Each year, students fill out the New Orleans Common Application Process (NCAP). They list their top choices of schools, and then, a lottery determines their placement–not who they know, how much money their parents make, or where they live. Because families expressed that it was important to them, the lottery does more heavily “weigh” students being placed in the same school as their siblings and PK-8 students being placed in a school close to home if they so choose. In the 2022-23 school year, 90% of kindergarten and 9th grade students who applied to schools in the NCAP’s “main round” got a spot for that child in one of their top three schools. 

“We’ve used our autonomy as a charter school to innovate and provide New Orleans families with more diverse school options,” says Melanie Askew, founder of Elan Academy. “Our school provides a unique classical curriculum that focuses on grammar, logic, and rhetoric and attracts families from all over the city. Our enrollment system allows those families who really want what Elan has to provide to enroll in our school–whether they live in our neighborhood or across the river.”

Driving continuous improvement 

We are hopeful about these markers of progress. We trust the ways the district holds schools accountable for their progress, too. NOLA-PS closely monitors the academic success, fiscal management, and state of facilities in every school. They are empowered to help, support, and intervene as schools need. OPSB and NOLA-PS have the authority to make new policies and shifts that continue to help schools improve and structure our district to better serve children. Within the structure that Act 91 has set out, our district is able to change to meet our community’s evolving needs. It’s also held to structures and policies that ensure those changes don’t impinge on equity for students or accountability and autonomy for schools. 

There are so many people in New Orleans who care deeply about our city’s children. We can, and must, harness this energy to work together. The structure of our district, as set by Act 91, does not prevent us from moving forward here. In fact, it provides the structure that encourages the innovation and progress needed to deliver on the promise of a great school for every child. When it comes to issues like expulsion, enrollment, and funding formulas, we’ve made real progress toward more equitable schools and Act 91 secures those advances. There’s still so far to go, and it’s within our reach.
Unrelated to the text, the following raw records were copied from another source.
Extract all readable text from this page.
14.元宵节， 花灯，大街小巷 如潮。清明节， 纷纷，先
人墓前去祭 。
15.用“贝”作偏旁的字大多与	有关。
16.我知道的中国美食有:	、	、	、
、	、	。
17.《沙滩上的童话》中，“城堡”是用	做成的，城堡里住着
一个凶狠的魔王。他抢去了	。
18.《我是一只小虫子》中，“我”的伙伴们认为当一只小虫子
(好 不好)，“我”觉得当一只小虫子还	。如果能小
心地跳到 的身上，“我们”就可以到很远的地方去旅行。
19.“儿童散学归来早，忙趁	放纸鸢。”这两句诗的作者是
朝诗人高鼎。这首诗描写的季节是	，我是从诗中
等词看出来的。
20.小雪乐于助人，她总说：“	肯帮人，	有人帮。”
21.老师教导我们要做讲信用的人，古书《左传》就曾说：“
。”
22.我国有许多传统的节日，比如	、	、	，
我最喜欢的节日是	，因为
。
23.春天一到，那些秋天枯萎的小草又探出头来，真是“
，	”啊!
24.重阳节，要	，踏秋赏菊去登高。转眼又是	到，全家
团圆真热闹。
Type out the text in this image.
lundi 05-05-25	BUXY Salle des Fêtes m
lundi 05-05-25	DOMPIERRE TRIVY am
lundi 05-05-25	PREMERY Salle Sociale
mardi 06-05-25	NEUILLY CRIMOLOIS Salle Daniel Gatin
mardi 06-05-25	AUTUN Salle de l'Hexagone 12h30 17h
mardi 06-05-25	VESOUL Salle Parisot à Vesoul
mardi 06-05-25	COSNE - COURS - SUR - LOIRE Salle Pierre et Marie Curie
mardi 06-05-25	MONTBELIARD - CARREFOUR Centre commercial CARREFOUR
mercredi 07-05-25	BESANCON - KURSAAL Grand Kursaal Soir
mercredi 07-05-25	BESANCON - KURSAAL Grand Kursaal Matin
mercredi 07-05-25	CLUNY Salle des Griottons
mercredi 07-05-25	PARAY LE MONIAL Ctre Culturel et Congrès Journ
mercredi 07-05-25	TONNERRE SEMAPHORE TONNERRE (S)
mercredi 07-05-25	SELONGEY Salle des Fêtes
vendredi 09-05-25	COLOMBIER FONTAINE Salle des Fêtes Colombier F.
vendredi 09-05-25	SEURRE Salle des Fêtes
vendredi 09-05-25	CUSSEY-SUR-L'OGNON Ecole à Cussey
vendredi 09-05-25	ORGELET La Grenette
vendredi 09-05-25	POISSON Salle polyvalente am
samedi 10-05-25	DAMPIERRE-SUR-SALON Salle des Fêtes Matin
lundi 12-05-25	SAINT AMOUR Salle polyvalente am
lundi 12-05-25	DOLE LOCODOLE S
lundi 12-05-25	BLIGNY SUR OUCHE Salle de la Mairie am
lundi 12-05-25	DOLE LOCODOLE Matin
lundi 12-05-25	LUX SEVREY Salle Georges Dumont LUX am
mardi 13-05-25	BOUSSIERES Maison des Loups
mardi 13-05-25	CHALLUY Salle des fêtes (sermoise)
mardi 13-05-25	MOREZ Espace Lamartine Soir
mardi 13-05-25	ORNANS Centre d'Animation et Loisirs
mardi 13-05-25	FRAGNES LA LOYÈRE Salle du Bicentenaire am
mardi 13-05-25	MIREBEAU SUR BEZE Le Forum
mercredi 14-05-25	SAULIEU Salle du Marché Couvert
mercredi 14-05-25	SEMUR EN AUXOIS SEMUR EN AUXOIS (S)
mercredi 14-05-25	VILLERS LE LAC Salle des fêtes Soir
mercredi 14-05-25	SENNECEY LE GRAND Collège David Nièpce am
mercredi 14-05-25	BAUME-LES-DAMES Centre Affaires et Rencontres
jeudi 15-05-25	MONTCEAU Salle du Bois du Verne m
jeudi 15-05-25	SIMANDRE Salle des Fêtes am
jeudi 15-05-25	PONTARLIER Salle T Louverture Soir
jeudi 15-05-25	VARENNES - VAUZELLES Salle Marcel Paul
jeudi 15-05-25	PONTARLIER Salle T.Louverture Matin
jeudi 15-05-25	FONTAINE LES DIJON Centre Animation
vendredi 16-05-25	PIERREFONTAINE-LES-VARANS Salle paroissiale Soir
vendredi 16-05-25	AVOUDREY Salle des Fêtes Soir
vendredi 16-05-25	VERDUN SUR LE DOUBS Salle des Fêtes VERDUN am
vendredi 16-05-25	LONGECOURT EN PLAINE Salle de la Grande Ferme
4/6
We can ensure that every child feels a sense of deep belonging and has the resources and support they need to thrive, in and out of school. We must ensure we have a great teacher in every classroom, and those teachers have what they need as well. We must prioritize the well-being of students and educators alike. At NSNO, we look forward to listening, learning, and working together with our community to build an even stronger, more equitable school system. The children of this city deserve it.